Confía en la humanidad
En el mundo de hoy, nuestros teléfonos son mucho más que dispositivos, son salvavidas. Desde la comunicación y orientación en desplazamientos hasta documentar nuestros viajes, dependemos de ellos constantemente. Por eso, la idea de entregarle a un desconocido uno de nuestros bienes más preciados para una foto puede generar ansiedad al instante. Cuando viajamos en solitario, dependemos de la amabilidad de extraños más de lo que imaginamos, y conseguir esa foto perfecta suele ser uno de esos momentos.

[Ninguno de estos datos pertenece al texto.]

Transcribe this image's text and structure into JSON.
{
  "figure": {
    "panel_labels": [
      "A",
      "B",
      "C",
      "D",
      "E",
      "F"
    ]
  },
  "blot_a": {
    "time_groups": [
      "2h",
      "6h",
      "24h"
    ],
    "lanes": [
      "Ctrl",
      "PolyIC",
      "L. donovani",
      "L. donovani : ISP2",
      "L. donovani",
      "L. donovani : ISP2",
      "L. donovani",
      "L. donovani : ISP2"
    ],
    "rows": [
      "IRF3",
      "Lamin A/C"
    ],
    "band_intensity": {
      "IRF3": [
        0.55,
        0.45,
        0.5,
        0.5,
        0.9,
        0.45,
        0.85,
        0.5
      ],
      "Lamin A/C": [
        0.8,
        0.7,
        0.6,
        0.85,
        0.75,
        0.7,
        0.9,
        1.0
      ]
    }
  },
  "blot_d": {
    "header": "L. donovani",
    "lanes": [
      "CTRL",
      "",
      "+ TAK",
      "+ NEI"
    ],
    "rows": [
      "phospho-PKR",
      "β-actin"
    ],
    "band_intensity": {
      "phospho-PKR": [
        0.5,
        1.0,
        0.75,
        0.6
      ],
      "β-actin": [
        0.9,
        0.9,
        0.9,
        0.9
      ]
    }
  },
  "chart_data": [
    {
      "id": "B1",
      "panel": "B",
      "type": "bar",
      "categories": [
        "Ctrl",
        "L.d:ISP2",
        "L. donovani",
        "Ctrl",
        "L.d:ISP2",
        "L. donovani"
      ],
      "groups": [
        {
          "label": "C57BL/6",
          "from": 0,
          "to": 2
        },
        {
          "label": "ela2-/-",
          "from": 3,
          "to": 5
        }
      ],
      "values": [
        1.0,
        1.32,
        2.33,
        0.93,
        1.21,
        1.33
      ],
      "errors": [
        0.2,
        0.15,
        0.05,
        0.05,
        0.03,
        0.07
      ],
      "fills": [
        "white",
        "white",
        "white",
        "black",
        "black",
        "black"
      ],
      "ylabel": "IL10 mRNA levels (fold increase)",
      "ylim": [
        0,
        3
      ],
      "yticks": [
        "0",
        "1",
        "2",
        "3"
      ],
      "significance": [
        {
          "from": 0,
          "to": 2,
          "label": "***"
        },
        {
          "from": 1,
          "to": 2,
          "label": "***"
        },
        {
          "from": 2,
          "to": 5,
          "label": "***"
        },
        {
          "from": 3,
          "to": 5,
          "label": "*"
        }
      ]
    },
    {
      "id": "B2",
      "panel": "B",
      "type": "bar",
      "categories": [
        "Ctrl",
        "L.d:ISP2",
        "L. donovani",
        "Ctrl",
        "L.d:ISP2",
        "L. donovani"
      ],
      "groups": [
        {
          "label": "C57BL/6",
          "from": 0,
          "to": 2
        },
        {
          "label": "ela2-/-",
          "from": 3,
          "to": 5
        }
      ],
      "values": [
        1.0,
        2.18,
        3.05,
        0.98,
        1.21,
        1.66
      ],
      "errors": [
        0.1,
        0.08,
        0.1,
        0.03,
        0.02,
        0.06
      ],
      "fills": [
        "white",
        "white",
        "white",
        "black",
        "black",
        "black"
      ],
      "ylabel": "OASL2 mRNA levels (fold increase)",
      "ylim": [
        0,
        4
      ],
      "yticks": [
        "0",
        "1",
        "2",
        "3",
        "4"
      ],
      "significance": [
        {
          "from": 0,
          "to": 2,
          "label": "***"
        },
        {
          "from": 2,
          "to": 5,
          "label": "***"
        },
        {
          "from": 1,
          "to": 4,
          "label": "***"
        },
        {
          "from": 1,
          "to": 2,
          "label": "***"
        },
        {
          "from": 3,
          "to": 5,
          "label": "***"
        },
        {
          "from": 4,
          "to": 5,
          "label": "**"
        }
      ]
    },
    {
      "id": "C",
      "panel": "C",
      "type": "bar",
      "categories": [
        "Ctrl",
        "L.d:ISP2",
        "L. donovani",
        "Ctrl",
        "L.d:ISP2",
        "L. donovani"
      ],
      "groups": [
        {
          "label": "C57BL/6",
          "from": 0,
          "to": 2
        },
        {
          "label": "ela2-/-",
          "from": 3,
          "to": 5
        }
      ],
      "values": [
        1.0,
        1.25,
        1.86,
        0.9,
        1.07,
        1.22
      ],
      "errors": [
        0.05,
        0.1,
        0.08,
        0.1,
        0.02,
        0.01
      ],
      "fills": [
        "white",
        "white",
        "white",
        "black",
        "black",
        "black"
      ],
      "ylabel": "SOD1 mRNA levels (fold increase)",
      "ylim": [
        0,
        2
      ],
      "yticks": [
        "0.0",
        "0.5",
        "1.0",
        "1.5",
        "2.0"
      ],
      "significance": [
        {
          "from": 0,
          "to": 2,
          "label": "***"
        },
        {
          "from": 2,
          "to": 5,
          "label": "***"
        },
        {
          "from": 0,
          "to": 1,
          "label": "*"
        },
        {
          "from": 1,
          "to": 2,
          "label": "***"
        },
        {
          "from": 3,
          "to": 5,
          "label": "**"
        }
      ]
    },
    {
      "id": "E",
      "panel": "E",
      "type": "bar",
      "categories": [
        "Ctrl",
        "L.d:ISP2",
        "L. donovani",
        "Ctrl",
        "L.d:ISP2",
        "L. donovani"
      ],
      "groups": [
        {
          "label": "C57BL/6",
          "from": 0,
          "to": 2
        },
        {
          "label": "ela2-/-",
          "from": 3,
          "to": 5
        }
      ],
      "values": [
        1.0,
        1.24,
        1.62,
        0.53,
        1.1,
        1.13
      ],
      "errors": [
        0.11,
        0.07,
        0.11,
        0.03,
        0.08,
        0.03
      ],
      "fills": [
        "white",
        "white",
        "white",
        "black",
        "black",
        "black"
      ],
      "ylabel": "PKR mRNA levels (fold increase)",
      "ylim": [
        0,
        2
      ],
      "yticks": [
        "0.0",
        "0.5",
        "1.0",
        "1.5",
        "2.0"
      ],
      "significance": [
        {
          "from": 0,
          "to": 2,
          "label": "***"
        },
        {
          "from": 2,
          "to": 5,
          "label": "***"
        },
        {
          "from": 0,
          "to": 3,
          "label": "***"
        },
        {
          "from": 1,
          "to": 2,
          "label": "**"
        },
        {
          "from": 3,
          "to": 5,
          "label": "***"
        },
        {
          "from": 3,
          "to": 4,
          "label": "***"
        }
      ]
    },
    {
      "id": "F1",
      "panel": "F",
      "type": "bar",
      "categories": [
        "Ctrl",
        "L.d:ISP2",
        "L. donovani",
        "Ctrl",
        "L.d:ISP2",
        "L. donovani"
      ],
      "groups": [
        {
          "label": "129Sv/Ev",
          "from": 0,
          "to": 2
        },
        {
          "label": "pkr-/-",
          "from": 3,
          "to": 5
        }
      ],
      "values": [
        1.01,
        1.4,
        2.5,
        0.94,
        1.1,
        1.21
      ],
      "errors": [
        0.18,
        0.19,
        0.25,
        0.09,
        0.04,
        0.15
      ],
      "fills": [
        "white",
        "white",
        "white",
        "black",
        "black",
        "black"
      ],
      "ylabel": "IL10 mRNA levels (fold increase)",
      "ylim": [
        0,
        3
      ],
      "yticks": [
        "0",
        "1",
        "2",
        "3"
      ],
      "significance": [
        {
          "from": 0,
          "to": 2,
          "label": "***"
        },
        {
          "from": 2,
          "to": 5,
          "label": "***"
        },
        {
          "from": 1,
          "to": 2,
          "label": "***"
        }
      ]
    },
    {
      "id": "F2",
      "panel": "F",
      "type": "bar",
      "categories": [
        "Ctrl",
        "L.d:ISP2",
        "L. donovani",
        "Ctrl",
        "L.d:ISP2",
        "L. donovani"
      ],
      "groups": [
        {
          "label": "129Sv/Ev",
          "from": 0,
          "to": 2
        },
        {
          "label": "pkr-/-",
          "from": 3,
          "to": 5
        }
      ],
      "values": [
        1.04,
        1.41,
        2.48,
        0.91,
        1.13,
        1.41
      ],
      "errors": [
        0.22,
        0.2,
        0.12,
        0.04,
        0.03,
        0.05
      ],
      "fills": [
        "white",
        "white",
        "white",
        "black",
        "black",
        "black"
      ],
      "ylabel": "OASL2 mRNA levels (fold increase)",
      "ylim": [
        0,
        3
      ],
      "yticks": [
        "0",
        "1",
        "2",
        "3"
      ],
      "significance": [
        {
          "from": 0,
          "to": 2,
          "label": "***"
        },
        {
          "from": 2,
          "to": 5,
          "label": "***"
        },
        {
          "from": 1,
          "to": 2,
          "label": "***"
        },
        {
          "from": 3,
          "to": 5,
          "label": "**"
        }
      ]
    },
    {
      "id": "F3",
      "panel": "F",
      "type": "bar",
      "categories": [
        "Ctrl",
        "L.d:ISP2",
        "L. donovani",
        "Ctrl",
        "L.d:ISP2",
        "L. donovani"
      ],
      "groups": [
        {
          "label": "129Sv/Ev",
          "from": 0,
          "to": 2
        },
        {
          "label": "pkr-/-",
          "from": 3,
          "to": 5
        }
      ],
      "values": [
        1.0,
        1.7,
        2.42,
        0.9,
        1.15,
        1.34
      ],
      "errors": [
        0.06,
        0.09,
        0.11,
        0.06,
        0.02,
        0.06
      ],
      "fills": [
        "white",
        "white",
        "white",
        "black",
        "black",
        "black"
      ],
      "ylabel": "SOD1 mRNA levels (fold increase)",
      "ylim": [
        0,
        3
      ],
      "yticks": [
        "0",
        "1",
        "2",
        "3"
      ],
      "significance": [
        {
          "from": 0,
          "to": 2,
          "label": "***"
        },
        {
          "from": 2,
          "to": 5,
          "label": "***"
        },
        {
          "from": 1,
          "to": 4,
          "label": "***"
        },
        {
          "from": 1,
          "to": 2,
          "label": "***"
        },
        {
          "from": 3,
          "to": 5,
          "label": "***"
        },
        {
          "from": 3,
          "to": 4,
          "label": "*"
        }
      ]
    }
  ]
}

Si la idea te incomoda, tómate tiempo para elegir a la persona correcta y confía en tu instinto. Busca a otros viajeros que parezcan confiables: familias que intentan tomarse fotos de grupo, una pareja con un palo de selfi o una adolescente que esté haciendo por su cuenta una minisesión fotográfica.
Más allá de la foto, esta es una oportunidad para establecer conexiones y ganar confianza hablando con gente nueva. Pedir ayuda a un desconocido es algo que raramente hacemos en nuestras vidas cotidianas y, aunque puede parecer incómodo al principio, te sorprenderá ver que cada vez que lo haces resulta más fácil.